Anaconda disallows /boot on Btrfs due to a grubby bug  which ostree installs don't depend on. Disallowing it is a bit of a pain for any sort of snapshotting and complete btrfs send/receive based backup (snapper, btrbk)
Short and to the point
Long and crazy
I've asked upstream about this grub2-probe failure, and whether double bind mount of root fs, or possibly it's a chroot problem.
I'm still working on figuring this out, problem still happens with upstream GRUB built from current git.
Question I have now is, how is the installation environment (anaconda) doing assembly? Is there a chroot? And what is the exact chroot command being used? There is no chroot indicated in any of anaconda's logs. The program.log shows each mount command, including the bind and rbind ones. And then there's a normal grub-mkconfig, but that can't possibly work without it being in a chroot.
It's messy; anaconda indeed does a chroot, but then ostree itself *also* does a chroot, which is potentially what's messing things up here.
Big picture I'd like to drop os-prober and such, and basically not run any grub code at all to generate the bootloader config. That dramatically simplifies things and actually means grub no longer needs to be shipped with the OS.

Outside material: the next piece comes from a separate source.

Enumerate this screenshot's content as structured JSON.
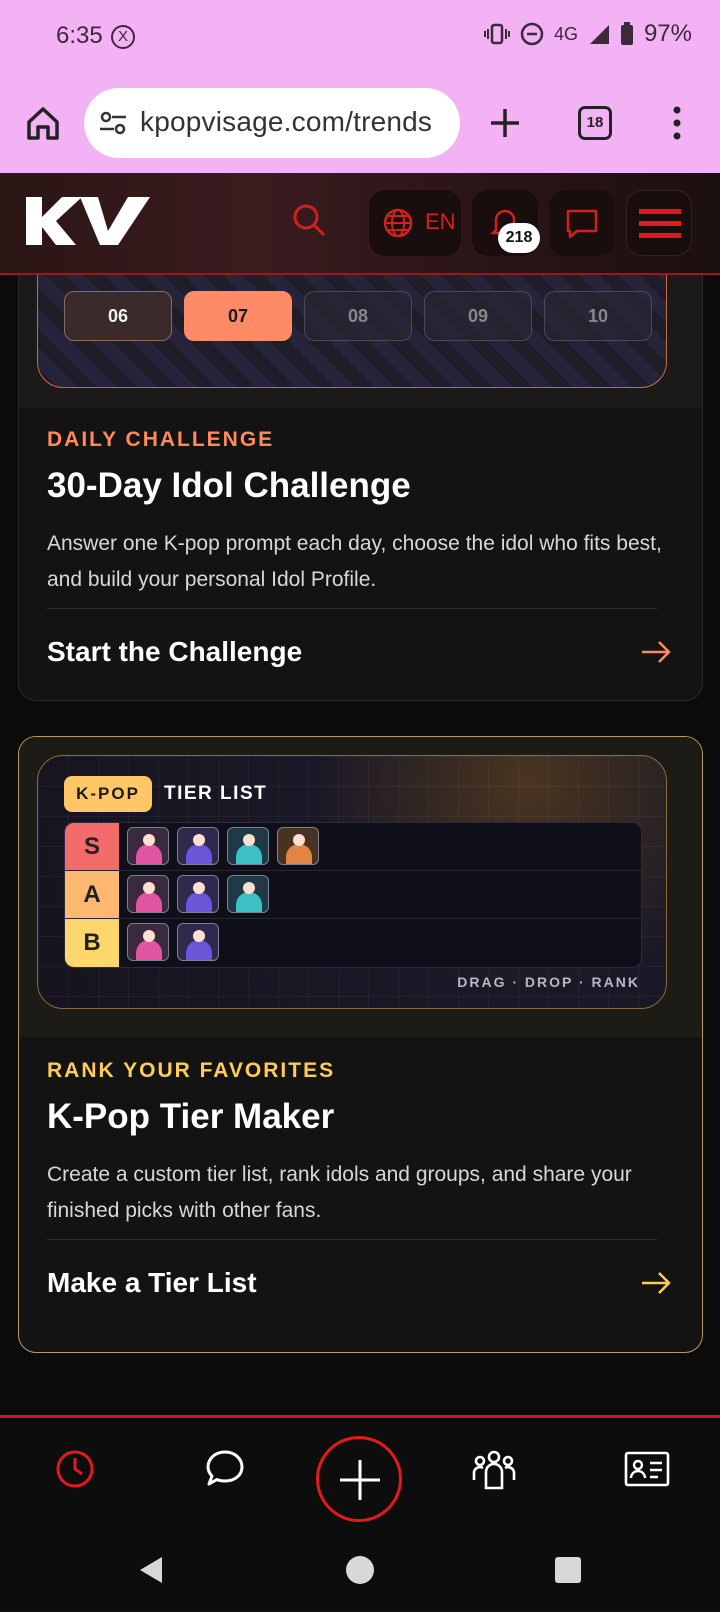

I didn't know about the ostree chroot, so I didn't include that in my replicated environment and yet I can reproduce the error in this bug. I'm using
grub-probe / while in that chroot fails, but outside the chroot 'grub-probe /mnt/sysimage/ostree/deploy/fedora-workstation/deploy/e52f5de4c5d3f52211ab216d5bf5331b81c929e967f9cbfcba3ad85e45f8fd37.0/' returns btrfs. Whereas if the file system is ext4, grub-probe returns ext2 regardless of whether it's run on this path outside the chroot, or on / while inside the chroot.
If this big picture thing isn't happening soon I'll persist down this rabbit hole, to get this bug fixed, even if it means the work goes unused later.
Also what does "grub no longer needs to be shipped" mean? Dropping grub entirely in favor of which bootloader? Or just including a smaller subset, grub2-install for BIOS, and grubx64.efi for UEFI?
This bug appears to have been reported against 'rawhide' during the Fedora 27 development cycle.
Changing version to '27'.